Today’s solemnity and this wonderful occasion illuminates the inseparable connection between the Eucharist and the priesthood. Both are gifts to the Church from Jesus Himself. Yet in God’s divine plan, there is no Eucharist without the priesthood. God calls certain men and sets them apart for Himself, to serve Him in a unique and special way. This special calling does not make the man better or more special than others. It is the calling that is special. The man, any man and every man, remains unworthy in himself of the call and the dignity of the priesthood. Every man who is ordained to the priesthood, like every other person, is a poor sinner in need of God’s mercy, forgiveness and redemption. God does not call the worthy for no one is worthy of such a call. Rather, God calls men and asks them to give themselves totally to Him, so they may follow Him and serve His Church. I have been blessed to know many wonderful and talented men who are priests. They would have been successful in any chosen career or profession. I have also met some priests who honestly left me scratching my head as to what God saw in them. But in every one of them, there was something that God did see and wanted to use for the good of His people.

In my experience and in my own life of being a priest, every priest knows that he is a sinner and unworthy. Every priest is acutely aware of his own limitations, weakness, brokenness and sinfulness. This awareness allows us who are priests to see God working through us. It allows us to be the first, and hopefully, faithful witnesses to the power of God’s merciful love! If God can use me, think of what God can do with you! If God can love me with such a wonderful and abundant love, how much more does God love you!
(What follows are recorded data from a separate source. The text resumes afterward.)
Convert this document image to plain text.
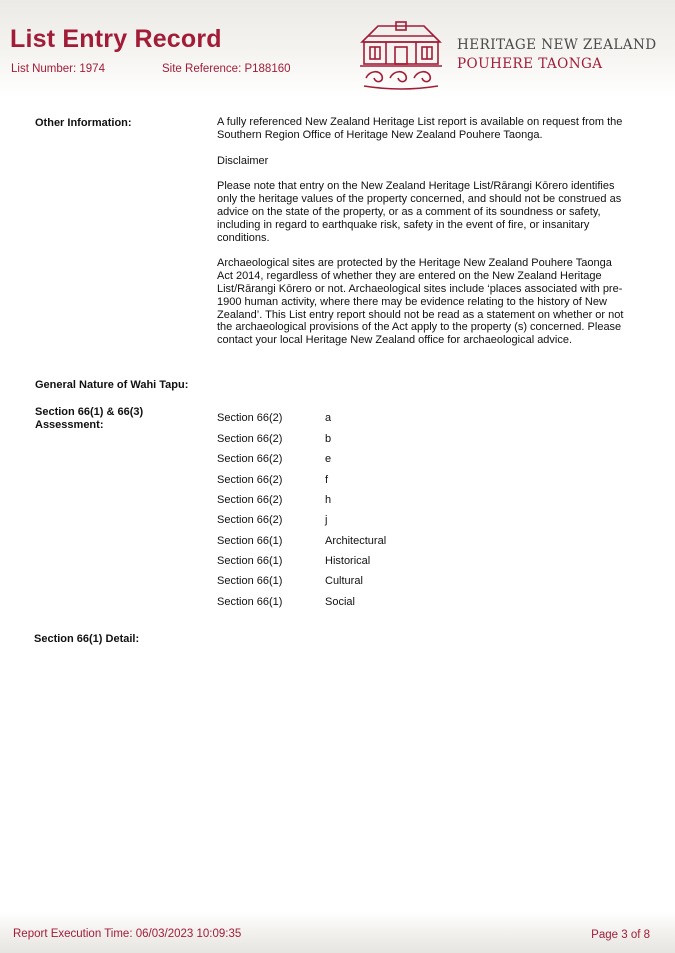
List Entry Record
List Number: 1974	Site Reference: P188160
HERITAGE NEW ZEALAND
POUHERE TAONGA
Other Information:	A fully referenced New Zealand Heritage List report is available on request from the Southern Region Office of Heritage New Zealand Pouhere Taonga.

Disclaimer

Please note that entry on the New Zealand Heritage List/Rārangi Kōrero identifies only the heritage values of the property concerned, and should not be construed as advice on the state of the property, or as a comment of its soundness or safety, including in regard to earthquake risk, safety in the event of fire, or insanitary conditions.

Archaeological sites are protected by the Heritage New Zealand Pouhere Taonga Act 2014, regardless of whether they are entered on the New Zealand Heritage List/Rārangi Kōrero or not. Archaeological sites include ‘places associated with pre-1900 human activity, where there may be evidence relating to the history of New Zealand’. This List entry report should not be read as a statement on whether or not the archaeological provisions of the Act apply to the property (s) concerned. Please contact your local Heritage New Zealand office for archaeological advice.

General Nature of Wahi Tapu:
Section 66(1) & 66(3)
Assessment:
Section 66(2)	a
Section 66(2)	b
Section 66(2)	e
Section 66(2)	f
Section 66(2)	h
Section 66(2)	j
Section 66(1)	Architectural
Section 66(1)	Historical
Section 66(1)	Cultural
Section 66(1)	Social
Section 66(1) Detail:
Report Execution Time: 06/03/2023 10:09:35	Page 3 of 8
The Eucharist is the self-giving of Jesus. The priesthood is a self-giving to Jesus. The priest gives himself to God and God uses the priest to give us Jesus in the Sacrament of the Altar. In the Church’s theology, the priest is called an “alter Christus” (another Christ) ‘For although the priest, in himself, is a finite person, he does not offer the Mass in his own person, but in the person of Christ, and he is the same as if he were another Christ, in the representation of Christ, who is the principal one who offers the sacrifice.’ At Mass, the priest does NOT say at the words of consecration, ‘This is Christ’s Body’ or ‘This is the chalice of Jesus’ Blood’. Instead, the priest says, “This is MY Body” and “This is the chalice of MY Blood”. The priest speaks “in persona Christi” (in the person of Christ). It is Jesus’ offering of HIS Body and Blood by means of His ordained priest. At the same time, though in a most subordinate way, in a spiritual sense, the priest, configured to Christ by ordination, joins himself to the Lord and says to God ‘This is my body and blood, this is my life, which I give to You, O Lord, my God and to Your Church’. At every Mass, the priest is blessed by divine grace to offer himself to God and the Church in love.

The priest, in placing himself out of love for God, in the service of God, becomes the instrument of God to feed and tend God’s people. In turn, the priest himself is nourished and renewed. Just as we need the Eucharist, we need priests! We need priests to offer the sacrifice and to feed us with the Bread of Life. Pray for Fr. David and all our newly ordained priests. Pray that they may be faithful, holy, and joyful priests their whole lives! Please pray for all priests, young and old, strong and weak. In your charity, please pray for Fr. Joseph, for Fr. Chuck, and for me. Pray for our seminarians and for more vocations. Pray for the young men from our parish whom God is calling to serve Him as priests, that they may faithfully and courageously answer the call. “The harvest is plenty, but the laborers are few. Beg the Master of the harvest to send our laborers to the field!” (Mt 9:37-38).